I grew up in an area of the country that has four distinct seasons; spring summer, fall and winter. What was that rhyme we used to say when we were kids? March comes in like a bear and goes out like a lamb? And April showers bring May flowers....
When I was a kid, I remember the snow starting to go away in March, and it got muddy. What fun the mud was! Mum hated it, though. We played marbles. March was a windy month, too. Dad would get us kites to fly or make them for us out of newspaper. He knew just how to make them right so they would fly. Crocus's would poke their tiny heads through the snow and remind us of what was to come.
April was a rainy month, but it was also time to get our forts and tree houses in order. Easter break from school was always a train ride into Boston to stay with the grandparents. Tulips and flowers were abundant in gardens along our street. All the neighbors would band together and yards would be raked, debris would be piled onto a trailer for a trip to the dump. Dad would seed the lawn, turn over the remnants of the the last years' garden, and Mum would let us help with the planting.
By May, the trees would be getting their leaves, tiny buds at first but growing bigger and stronger with each passing day. We could go out to play without jackets now. Mum washed and packed them away.
June was always a nice month if memory serves me.
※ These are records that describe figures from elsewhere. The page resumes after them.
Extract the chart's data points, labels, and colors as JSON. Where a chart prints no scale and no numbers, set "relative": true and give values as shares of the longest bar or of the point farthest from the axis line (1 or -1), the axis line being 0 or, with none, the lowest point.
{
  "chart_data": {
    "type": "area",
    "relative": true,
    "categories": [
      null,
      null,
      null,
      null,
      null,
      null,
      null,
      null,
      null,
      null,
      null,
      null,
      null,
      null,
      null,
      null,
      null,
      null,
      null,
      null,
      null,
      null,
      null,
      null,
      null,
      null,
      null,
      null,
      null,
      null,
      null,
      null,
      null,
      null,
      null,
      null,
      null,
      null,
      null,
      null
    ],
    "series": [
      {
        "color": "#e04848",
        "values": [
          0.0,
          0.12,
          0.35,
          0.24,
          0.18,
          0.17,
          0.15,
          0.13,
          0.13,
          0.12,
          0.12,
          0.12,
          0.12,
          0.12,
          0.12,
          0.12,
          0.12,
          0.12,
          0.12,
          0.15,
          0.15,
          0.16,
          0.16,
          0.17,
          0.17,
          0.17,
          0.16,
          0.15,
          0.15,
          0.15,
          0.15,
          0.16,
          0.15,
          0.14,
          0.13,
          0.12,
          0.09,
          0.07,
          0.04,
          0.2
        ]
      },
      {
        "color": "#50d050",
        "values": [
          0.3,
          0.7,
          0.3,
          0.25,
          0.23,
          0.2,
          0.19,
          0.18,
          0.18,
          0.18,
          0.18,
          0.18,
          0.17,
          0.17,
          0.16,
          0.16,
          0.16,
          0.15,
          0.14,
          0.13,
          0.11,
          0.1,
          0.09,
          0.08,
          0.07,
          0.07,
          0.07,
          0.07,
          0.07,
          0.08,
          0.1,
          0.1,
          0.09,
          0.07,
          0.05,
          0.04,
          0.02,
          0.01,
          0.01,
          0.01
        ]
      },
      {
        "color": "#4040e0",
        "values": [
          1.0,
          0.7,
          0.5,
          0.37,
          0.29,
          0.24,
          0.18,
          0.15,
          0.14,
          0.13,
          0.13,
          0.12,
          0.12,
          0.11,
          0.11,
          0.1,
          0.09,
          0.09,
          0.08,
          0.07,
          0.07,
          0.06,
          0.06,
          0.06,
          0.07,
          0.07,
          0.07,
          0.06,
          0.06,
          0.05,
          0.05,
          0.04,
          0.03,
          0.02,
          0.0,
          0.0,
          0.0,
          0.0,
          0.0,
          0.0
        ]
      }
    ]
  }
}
The only thing I truly remember about June was the anticipation of getting out of school. There was sandlot baseball and kick the can to play. We could stay outside until just after dark now, and the days were long.
July and August brought summer thunderstorms. The days were humid and steamy. Dad called them 'the dogs days of summer'. We could bicycle to the beach or go swimming in the brook. Try to stay cool however we could. There was no AC in the house.
We were back in school right after Labor Day and the weather seemed to change mysteriously. There seemed a dryness to the air, cooler mornings, and Indian summer came for a week or two. The Indian summer would be short lived, the winds would blow ushering in cooler temps. Jackets were brought out, shaken out, and tried on for size. The trees began their annual change to brilliant colors heralding the end of the season. What vivid reds, oranges, and yellows there were.
By October and November the leaves were gone from the trees, the rains and snow would come. Just before Thanksgiving, a dusting of snow and Dad would bring down the skis. He would spend some time every night resurfacing them in the basement. Our skis weren't the sleek fast skis of today, they were wooden heavy and fiberglass coated.
By Christmas everything was frozen and covered in snow, again. Ski passes for Gunstock Mountain Ski Area and the Gilford Ski Club came with Christmas. We would take lessons and ski every weekend and day off from school through February.
The change of seasons and equinox tells us (via the calender, too) when it's spring, summer, fall and winter. Have my eyes missed winter this year? Was there one? This is the desert. It's early March and it's 80+. This is winter? I think not. The early predecessor of things to come? Yup, hot, hot, and hotter?
Seriously, I really thought I'd adjust to having two seasons in the desert (comfy and hot). Apparently I haven't .... even after fifteen years.